У него не было времени объяснять, а тем более обсуждать происходящее с Мьюром и Джексоном.
Через минуту из ресторана вышла Марина. Грант окинул ее оценивающим взглядом. Она переоделась к ужину: каблуки, нейлоновые чулки, помада — все как положено. Ей не очень идет, решил Грант. Другим женщинам удается таким образом сделать себя недоступными, а Марина казалась уязвимой, беспомощной, словно честная девушка, которая учится, как ей выдавать себя за другую.

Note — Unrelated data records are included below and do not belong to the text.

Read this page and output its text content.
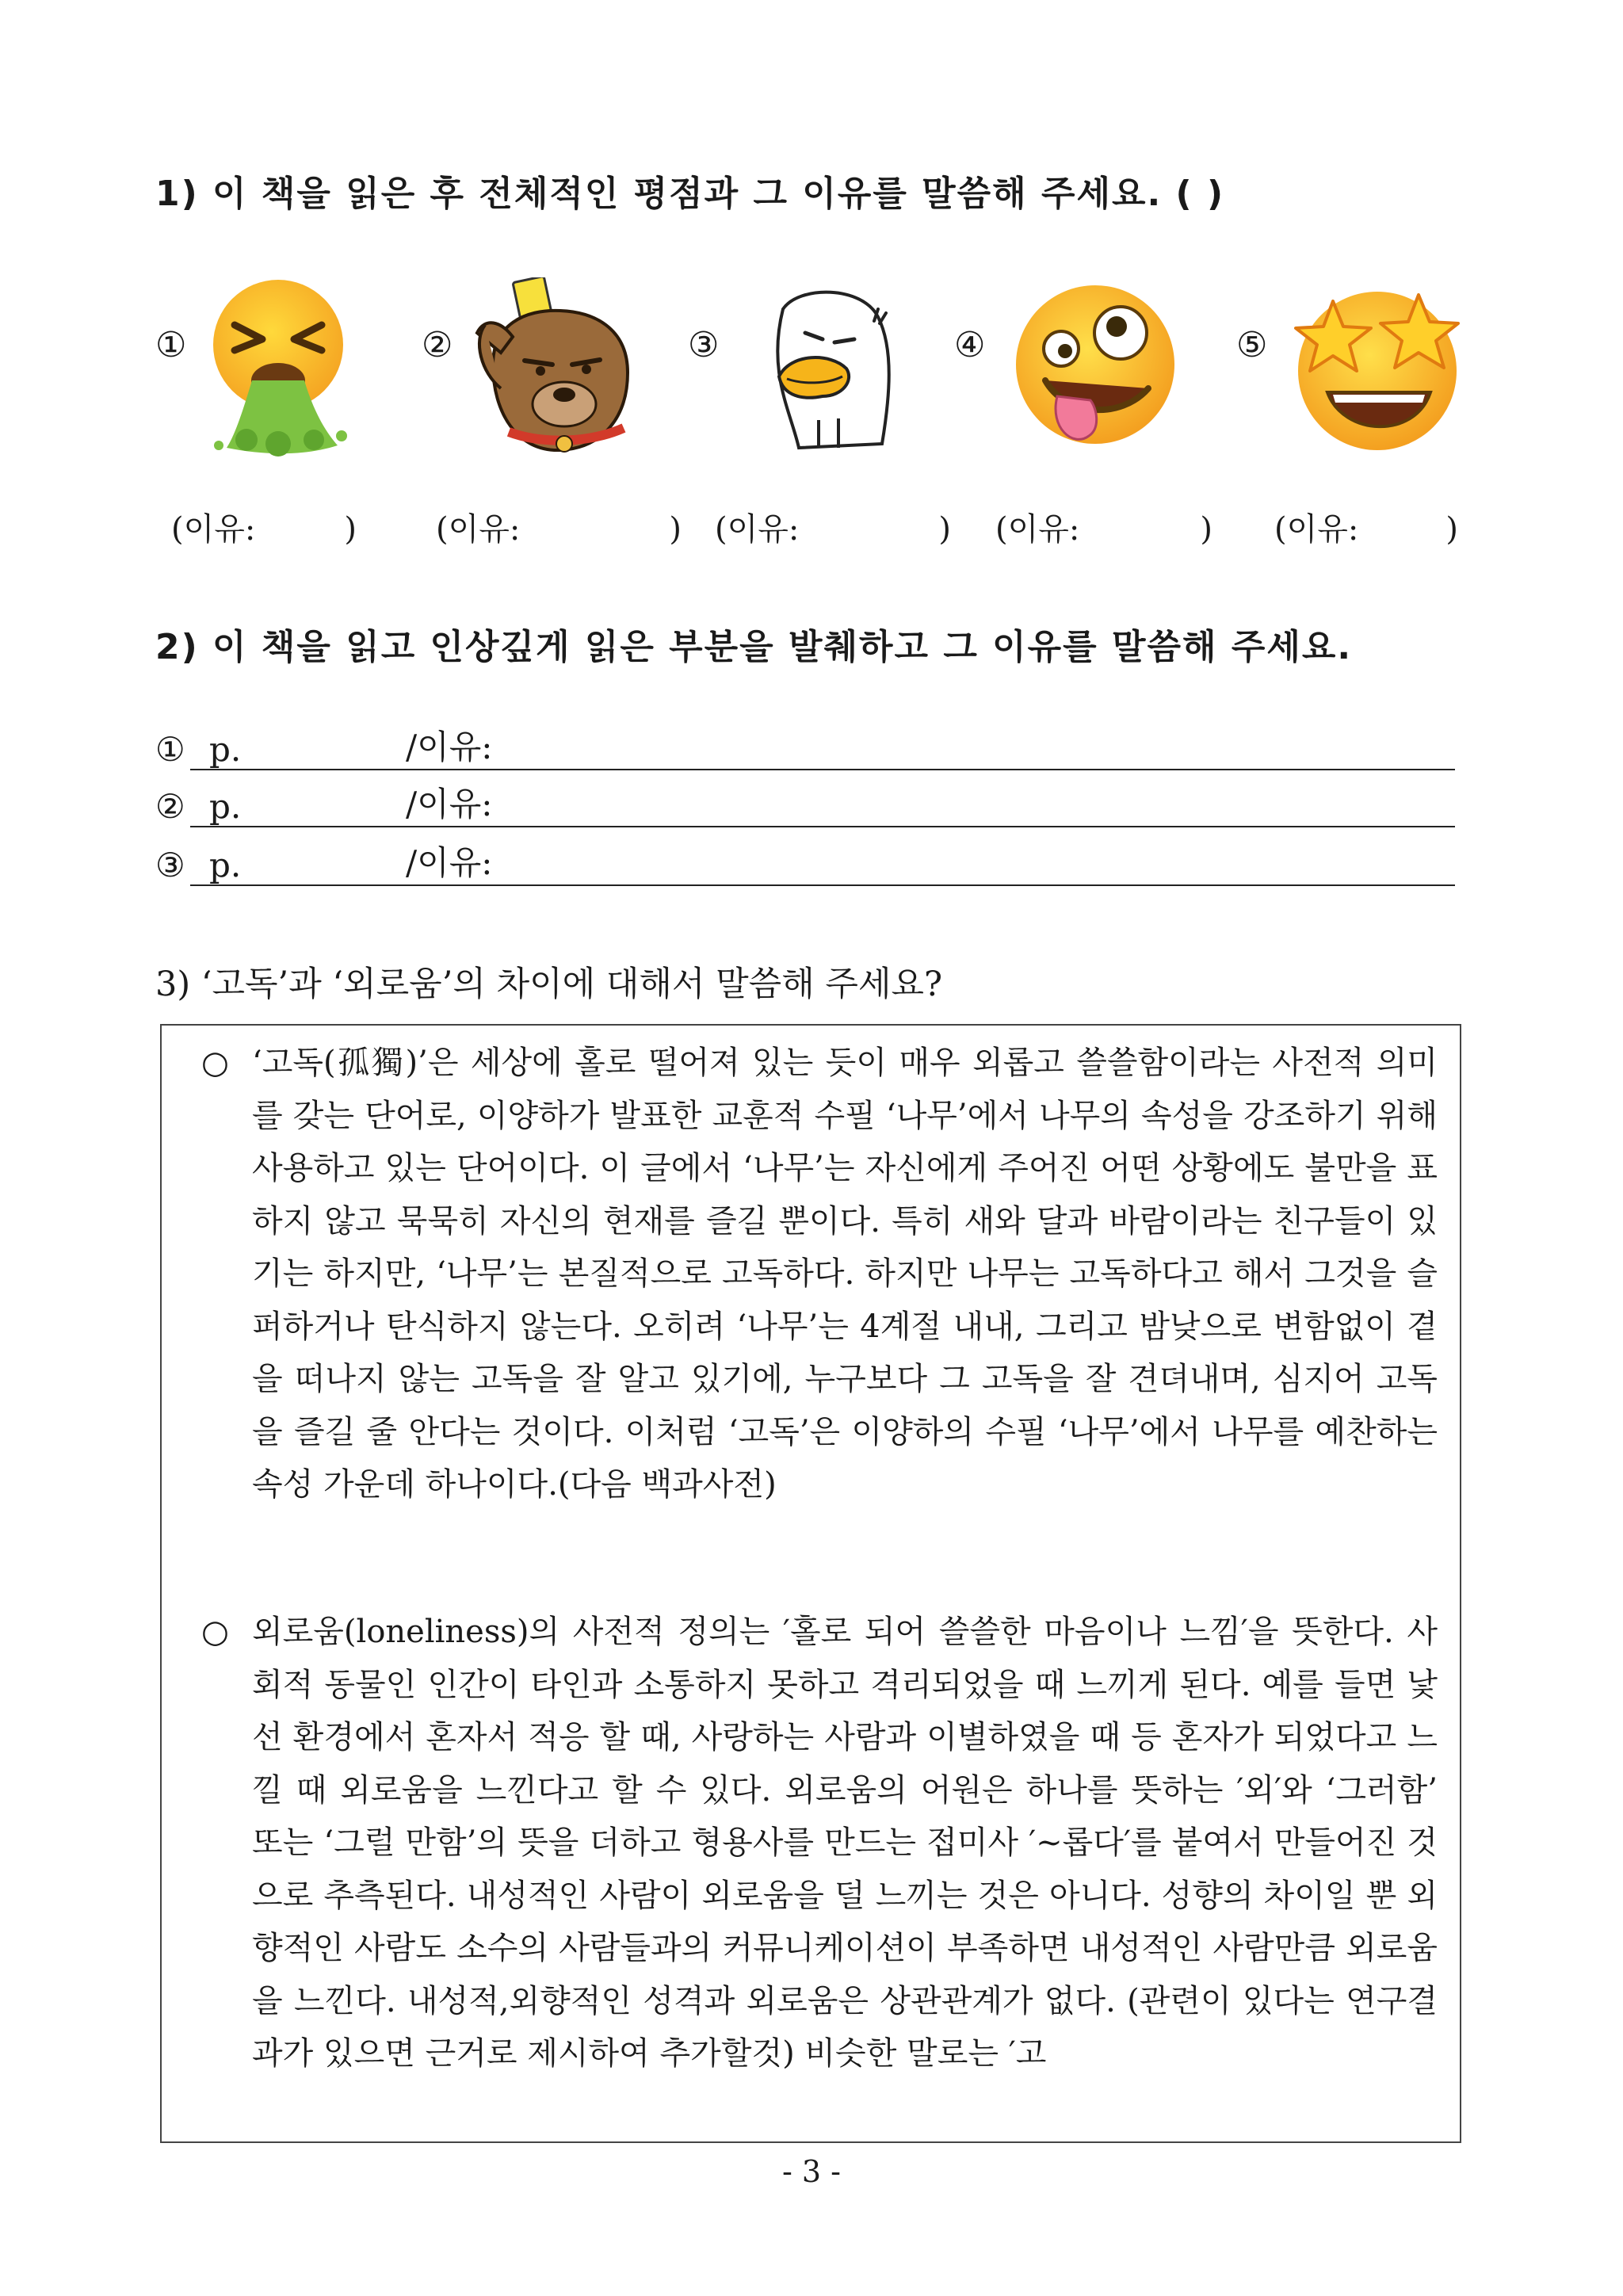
1) 이 책을 읽은 후 전체적인 평점과 그 이유를 말씀해 주세요. ( )
①	②	③	④	⑤
(이유:	)	(이유:	) (이유:	) (이유:	) (이유:	)
2) 이 책을 읽고 인상깊게 읽은 부분을 발췌하고 그 이유를 말씀해 주세요.
① p.	/이유:
② p.	/이유:
③ p.	/이유:
3) ‘고독’과 ‘외로움’의 차이에 대해서 말씀해 주세요?
○ ‘고독(孤獨)’은 세상에 홀로 떨어져 있는 듯이 매우 외롭고 쓸쓸함이라는 사전적 의미를 갖는 단어로, 이양하가 발표한 교훈적 수필 ‘나무’에서 나무의 속성을 강조하기 위해 사용하고 있는 단어이다. 이 글에서 ‘나무’는 자신에게 주어진 어떤 상황에도 불만을 표하지 않고 묵묵히 자신의 현재를 즐길 뿐이다. 특히 새와 달과 바람이라는 친구들이 있기는 하지만, ‘나무’는 본질적으로 고독하다. 하지만 나무는 고독하다고 해서 그것을 슬퍼하거나 탄식하지 않는다. 오히려 ‘나무’는 4계절 내내, 그리고 밤낮으로 변함없이 곁을 떠나지 않는 고독을 잘 알고 있기에, 누구보다 그 고독을 잘 견뎌내며, 심지어 고독을 즐길 줄 안다는 것이다. 이처럼 ‘고독’은 이양하의 수필 ‘나무’에서 나무를 예찬하는 속성 가운데 하나이다.(다음 백과사전)
○ 외로움(loneliness)의 사전적 정의는 ′홀로 되어 쓸쓸한 마음이나 느낌′을 뜻한다. 사회적 동물인 인간이 타인과 소통하지 못하고 격리되었을 때 느끼게 된다. 예를 들면 낯선 환경에서 혼자서 적응 할 때, 사랑하는 사람과 이별하였을 때 등 혼자가 되었다고 느낄 때 외로움을 느낀다고 할 수 있다. 외로움의 어원은 하나를 뜻하는 ′외′와 ‘그러함’ 또는 ‘그럴 만함’의 뜻을 더하고 형용사를 만드는 접미사 ′~롭다′를 붙여서 만들어진 것으로 추측된다. 내성적인 사람이 외로움을 덜 느끼는 것은 아니다. 성향의 차이일 뿐 외향적인 사람도 소수의 사람들과의 커뮤니케이션이 부족하면 내성적인 사람만큼 외로움을 느낀다. 내성적,외향적인 성격과 외로움은 상관관계가 없다. (관련이 있다는 연구결과가 있으면 근거로 제시하여 추가할것) 비슷한 말로는 ′고
- 3 -
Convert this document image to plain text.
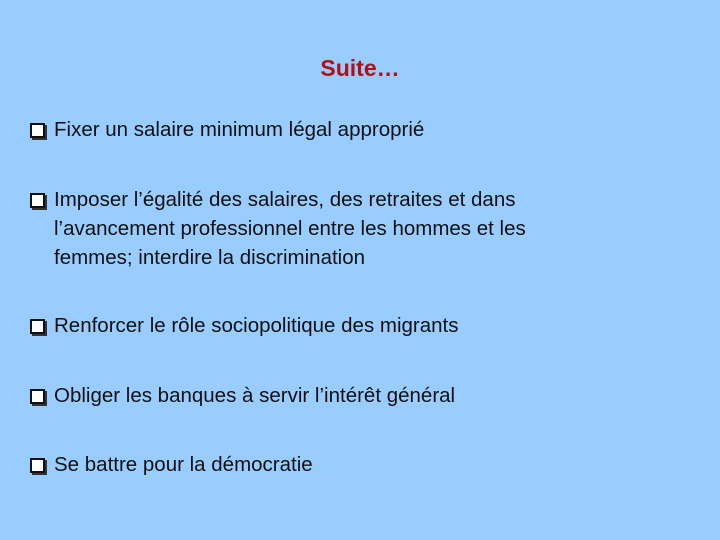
Suite…
Fixer un salaire minimum légal approprié
Imposer l’égalité des salaires, des retraites et dans
l’avancement professionnel entre les hommes et les
femmes; interdire la discrimination
Renforcer le rôle sociopolitique des migrants
Obliger les banques à servir l’intérêt général
Se battre pour la démocratie
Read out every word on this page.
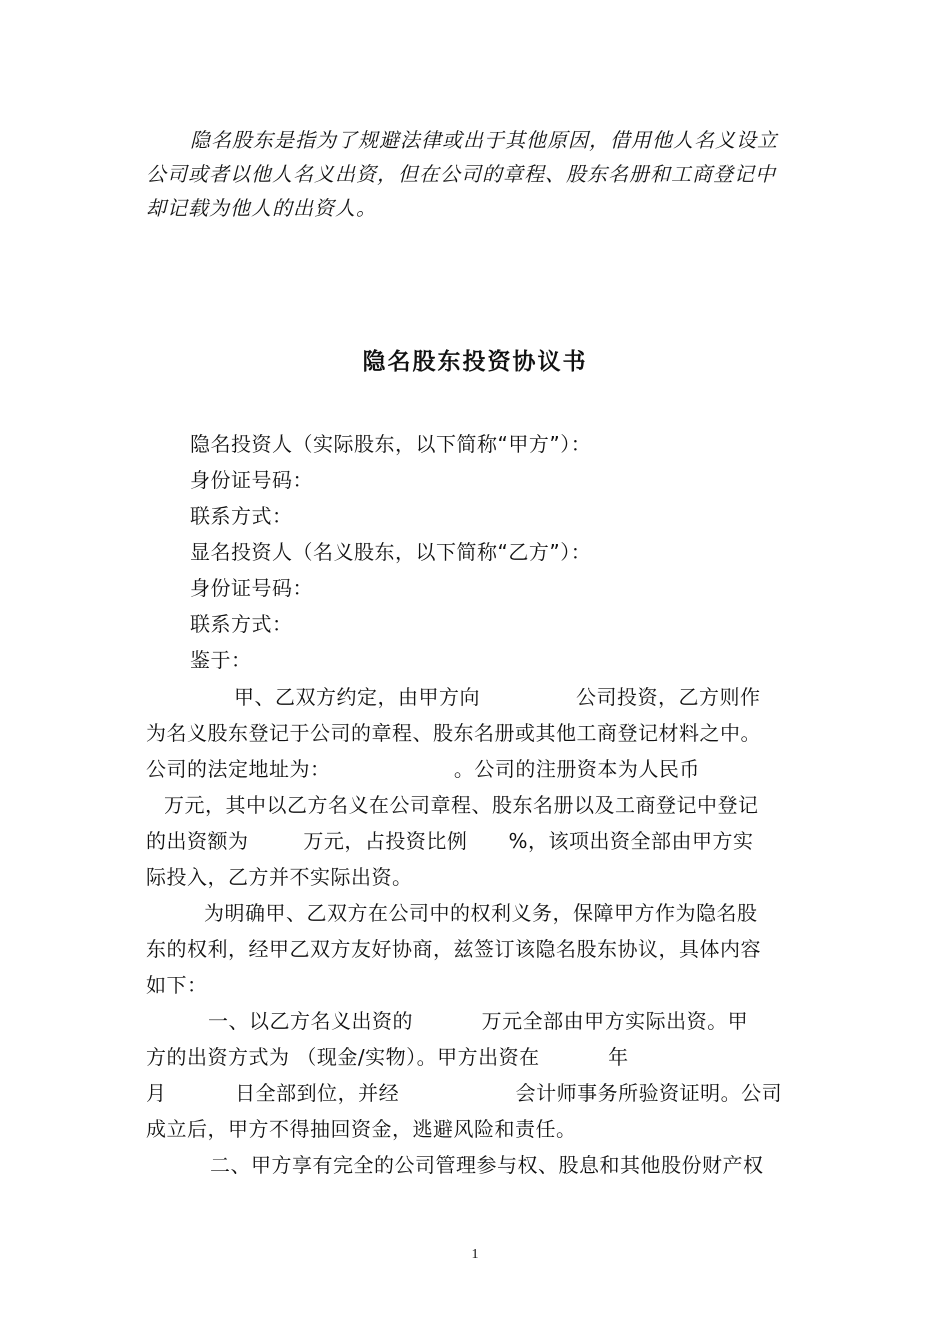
隐名股东是指为了规避法律或出于其他原因，借用他人名义设立
公司或者以他人名义出资，但在公司的章程、股东名册和工商登记中
却记载为他人的出资人。
隐名股东投资协议书
隐名投资人（实际股东，以下简称“甲方”）：
身份证号码：
联系方式：
显名投资人（名义股东，以下简称“乙方”）：
身份证号码：
联系方式：
鉴于：
甲、乙双方约定，由甲方向              公司投资，乙方则作
为名义股东登记于公司的章程、股东名册或其他工商登记材料之中。
公司的法定地址为：                  。公司的注册资本为人民币
万元，其中以乙方名义在公司章程、股东名册以及工商登记中登记
的出资额为        万元，占投资比例      %，该项出资全部由甲方实
际投入，乙方并不实际出资。
为明确甲、乙双方在公司中的权利义务，保障甲方作为隐名股
东的权利，经甲乙双方友好协商，兹签订该隐名股东协议，具体内容
如下：
一、以乙方名义出资的          万元全部由甲方实际出资。甲
方的出资方式为 （现金/实物）。甲方出资在          年
月          日全部到位，并经                 会计师事务所验资证明。公司
成立后，甲方不得抽回资金，逃避风险和责任。
二、甲方享有完全的公司管理参与权、股息和其他股份财产权
1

Хотя, конечно, выглядела она хорошо, и все обладатели костюмов и форменных тужурок в вестибюле проводили ее долгими сладострастными взглядами.
— Что такое?
Грант предложил ей сигарету, поднес огня и взял под руку.
— В машине объясню.
— В какой машине?
Грант проводил ее до выхода, чувствуя, что они привлекают всеобщее внимание. Швейцар лихо распахнул дверь, и они вышли на крыльцо. На дорожке, под декоративной пальмой, в свете натриевых ламп поблескивал длинномордый черный лимузин. Двигатель сердито урчал.
— Садимся.
Это оказался «мерседес». В машине находился только водитель, который, ничего не сказав, любезно усадил их в шикарный салон и захлопнул за ними дверь. Грант прислонился спиной к сиденью и ощутил какую-то неровность на уровне плеча. Он повернулся. На коже спинки виднелась небольшая, не очень умело заштопанная прореха — примерно такая, какая остается после пули тридцать восьмого калибра. Грант поковырял ее пальцем:
— Кажется, кому-то поездка не очень понравилась.
Машина везла их по пустой дороге вдоль берега. Грант подумал было, что они едут в Афины, но водитель пропустил все повороты и продолжал ехать прямо. Постепенно в черноте впереди по ходу проступили огни. Сначала Грант решил, что это деревни на горных склонах, потом понял, что ночь его обманула. Они прибыли в Пирей, афинский порт, и огни, напоминавшие ожерелья, очерчивали контуры подъемных кранов и огромных судов. Грант стал смотреть в окно на охраняемые ворота и изгороди с колючей проволокой. Их словно везли по музею — каждое судно, будто экспонат, подсвечивалось прожекторами. Некоторые стояли тихо, словно тени, на других кипела жизнь — грузчики, облепив их, как муравьи, избавляли трюмы от привезенного груза. С борта одного из сухогрузов косо свисало расписанное от руки знамя с надписями на греческом и на английском: «США — патриотам Греции».
Они свернули с главной улицы и нырнули в переплетение боковых проездов и переулков, каждый последующий из которых был теснее предыдущего. Когда машина наконец остановилась, Грант решил, что «мерседес», наверное, свернул не туда и теперь не может проехать дальше. Но в этот миг шофер выпрыгнул со своего места и открыл им дверь. Грант едва успел заметить закрытые ставнями окна и намалеванные на стенах политические лозунги, как их уже повели вниз по какой-то сырой лестнице. Входную дверь защищала металлическая решетка — судя по выбоинам и царапинам на дереве, предосторожность совсем не лишняя. Помятая вывеска над дверью изображала фигуру в черном, стоящую в похожей на каноэ лодке. Рядом помигивали неоновые буквы: «Χαρον».